Eye to eye . . .
The patient + doctor connection at the heart of everything we do
For anyone who has undergone a medical eye exam, that phrase probably brings up the memory of leaning into the forehead-and-chin rest while the ophthalmologist’s eyes, inches away but unseen, peer from the other side of the slit lamp.
Here at the Emory Eye Center, “eye to eye” captures much more: Our physicians’ ethic of direct, thorough, and compassionate communication with patients and families.
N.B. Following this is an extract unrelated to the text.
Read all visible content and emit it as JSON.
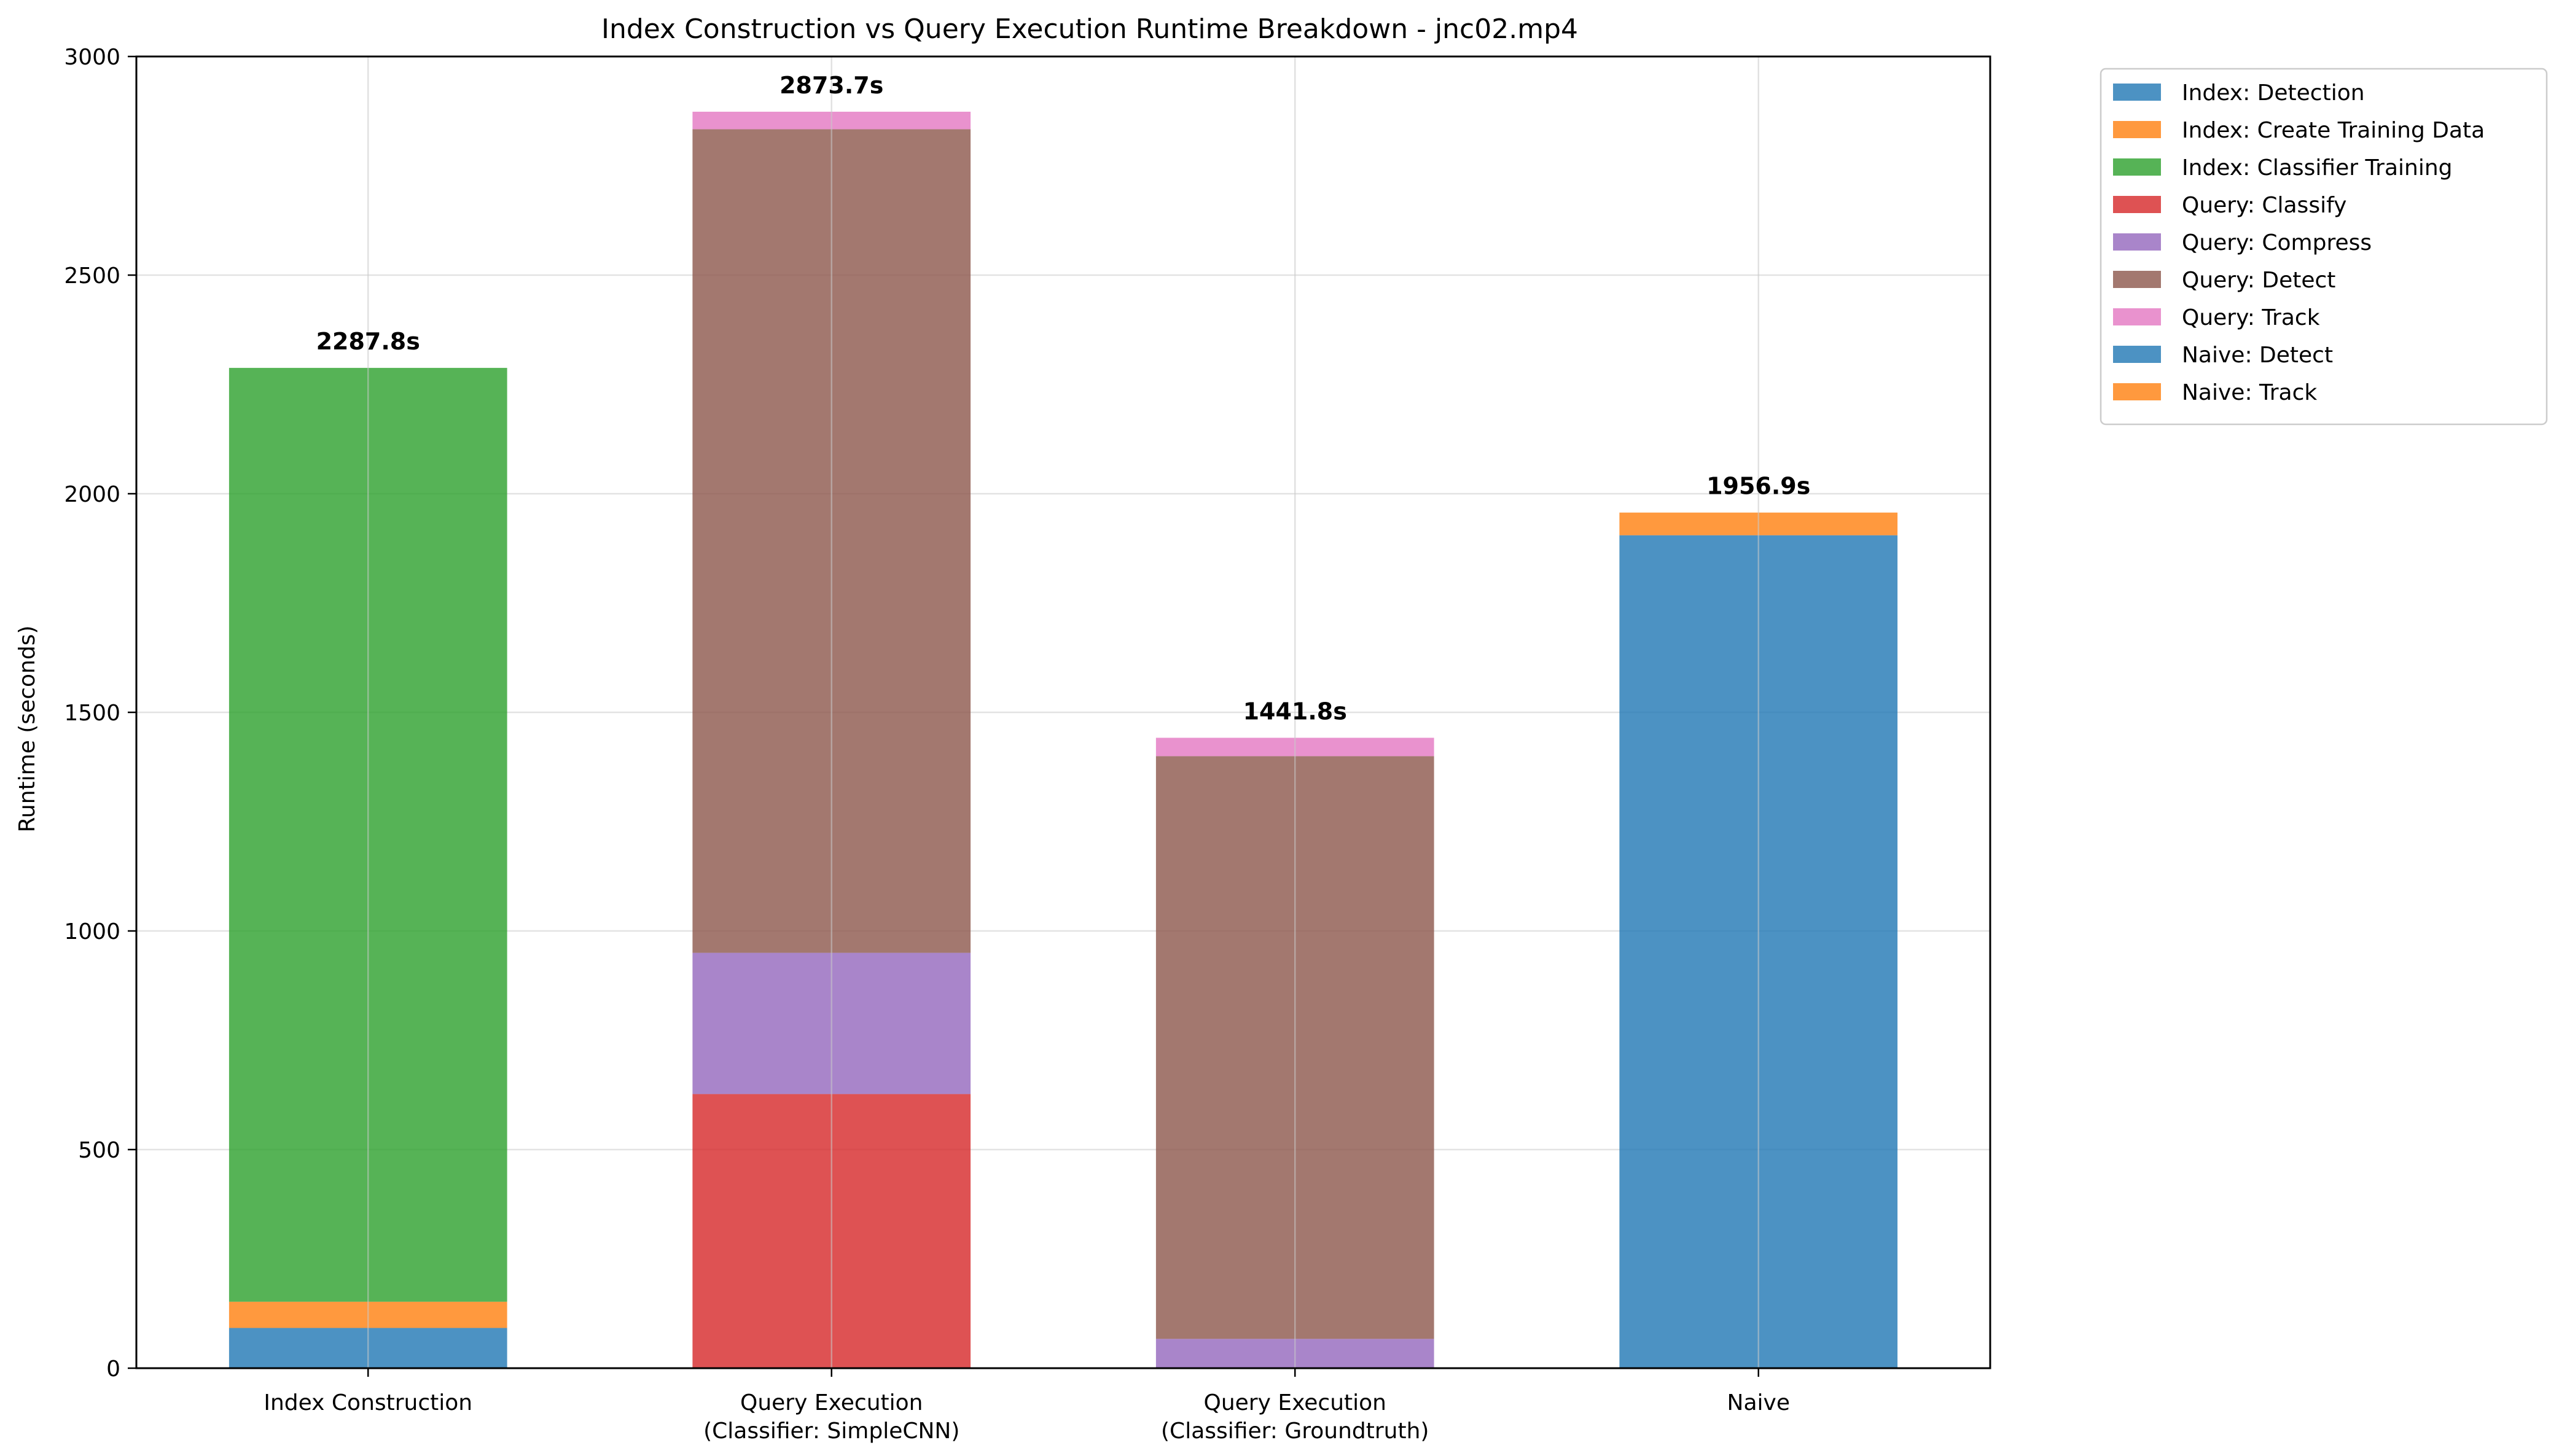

The mutual sharing between patient and doctor – “Here’s what’s been happening with my vision.” / “Here’s what your examination tells me, and these are the options we should consider.” The ongoing discussion until all parties “see eye to eye,” agreeing – as a team – on a plan of treatment.
What’s more, at Emory Eye Center this short phrase can multiply indefinitely – eye to eye to eye to eye to eye, and so on – reflecting the many other eyes at work within our examining rooms, operating rooms, research laboratories, instructional settings, clinical trials, satellite locations, and, in fact, throughout Emory University School of Medicine.
All of these eyes focus closely on questions related to our eye patients’ problems. Through professional education and extensive experience, they are trained to see analytically; to look for the tiniest clues; to consider every possibility. Who benefits? One patient at a time – and an infinite number of patients in the future.
This complexity, however, springs from something very simple. At the core of each carefully orchestrated treatment – and of every seemingly miraculous outcome – stand, eye to eye, the two constant elements that make all our medical advances both necessary and possible: A patient who is suffering. A doctor who wants to help.